Bolt Action 750pts DAK Painted I’ve been playing Bolt Action against my gaming mates, as well as trying desperately to get another game at TCOW, and I’ve been enjoying it so much it’s inspired me to finish a few things.

Here’s 750pts of DAK German Veterans finally varnished. They’re a bit of a mixed bag, having been painted in a variety of techniques over the nine years I’ve owned most them. This is sort of obvious if you look at the bases. They’ve been ink washed and over-painted, some have been speed painted with dip, and the last lot finished were over-painted ink washes again, with a different set of inks. Not the greatest of paint jobs, and I hope to be a little more consistent with the Late War Germans I’ll be painting next.
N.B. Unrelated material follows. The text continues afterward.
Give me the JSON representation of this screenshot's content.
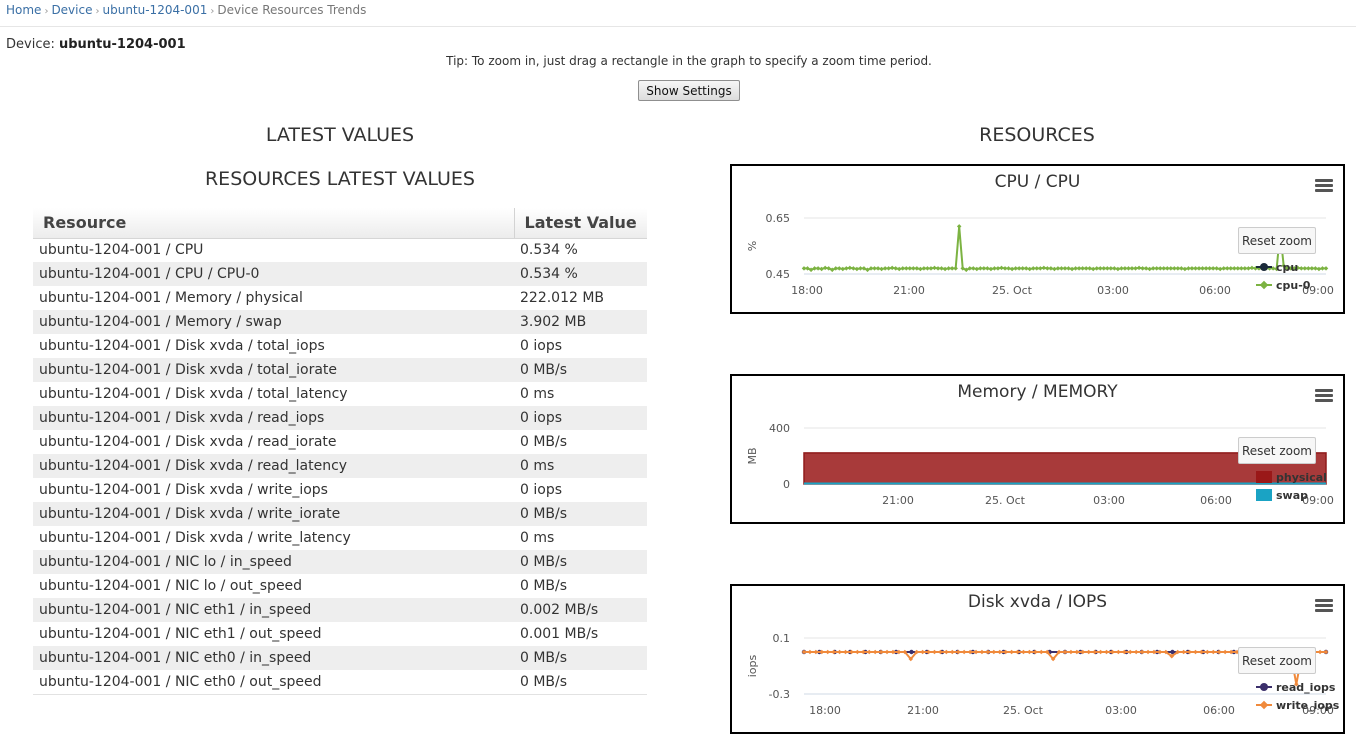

Bolt Action has surprised me to be honest. It’s been a while since I’ve had this much fun playing a war game and it seems to have spurred a great deal of painting and terrain building. Bolt Action feels like what 40K should have been for decades now, and indeed playing it reminds me of how I used to feel playing Rogue Trader 30 years ago. It comes as no surprise that Alessio Calvatore and Rick Priestley, both GW alumni, were the game designers. Bolt Action mercifully discards the cumbersome ‘I go, you go’ system which has always made 40K and WHFB tedious and often powerless feeling games when it’s not your turn. Unit activation by dice draw is hardly an original idea, but the way the dice also represent both the command a unit has been given and the state of that unit is both clever and convenient.

Bolt Action also presents a similar level of complexity as the 40K rulesets I remember (4th Ed being the last version I played), and even the rulebooks feel similar to GW’s when you’re reading them. Indeed, like GW’s rulebooks they also seem to leave a few areas open to vigorous discussion at the gaming table. Bolt Action is a skirmish game, but the activation dice system seems like it would scale well to fairly high points values. In fact adding more units simply means your game goes longer, while you’re still left fretting what to do on each dice draw.

As the game is set in World War II you can put together a 28mm or 15mm army easily and cost effectively from a wide range of manufacturers, particularly Warlord Games who are the publishers of Bolt Action. There’s no original IP to vigorously protect, and the open market of 28mm WW II figures keeps everything competitively priced for the gamer. This is in stark contrast to the closed, overpriced, monopoly that 40K represents. This becomes immediately obvious when you compare the cost of a box of 30 plastic multi-part German figures from Warlord Games, ($41usd) with the cost of 30 plastic multi-part Space Marines from Games Workshop. You’d actually have to buy three boxes of Space Marines to get 30 figures (at $43usd a box or $129usd)!